Spam Arrest sells a service that intercepts emails from unfamiliar senders in order to prevent spam. The company asks those senders to fill out a CAPTCHA, and also verify that they comply with terms of service that prohibit unsolicited ads. Spam Arrest's terms also say it's entitled to $2,000 per violation.

The company sued Sentient Jet last year for allegedly sending 600 unsolicited ads to Spam Arrest customers, after agreeing to Spam Arrest's terms of service. The anti-spam company alleged that Sentient Jet breached the contract with Spam Arrest, and also interfered with its relationships with clients.

U.S. District Court Judge Richard Jones in Seattle threw out the case late last week. “After reviewing the parties’ motions,” Jones wrote, “the court concludes that Sentient Jet owes Spam Arrest nothing.”

Jones ruled that Spam Arrest hadn't presented enough evidence to show that Sentient Jet entered into a binding contract with the anti-spam company. “No one knows who at Sentient Jet completed the verification process in any specific instance,” Jones wrote. He added that even though the verifications came from IP addresses connected to Sentient Jet, anyone from the company could have completed Spam Arrests's forms -- including employees who weren't empowered to sign contracts on behalf of the company.
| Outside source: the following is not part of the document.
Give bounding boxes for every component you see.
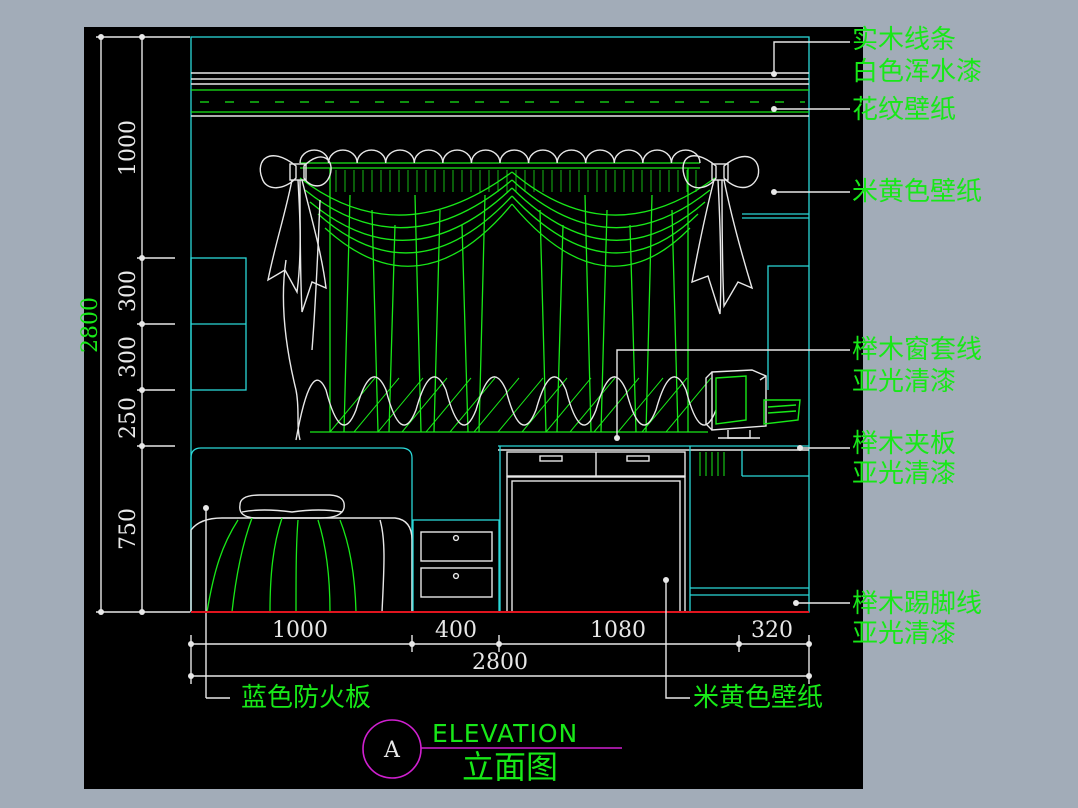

Jones also invalidated the $2,000 damages provision in Spam Arrests's terms of service on the grounds that the figure was not a “reasonable forecast” of any actual economic loss to Spam Arrest. “The evidence suggests that Spam Arrest has never attempted to forecast or calculate the damages arising from a breach of any Sender Agreement, and instead plucked the $2,000 figure from thin air,” Jones wrote. “Even now, forced to defend the $2,000 figure as a reasonable forecast, Spam Arrest is unable to draw a plausible connection between the $2,000 it claims and the damages it suffers as a result of the breach of a single Sender Agreement.”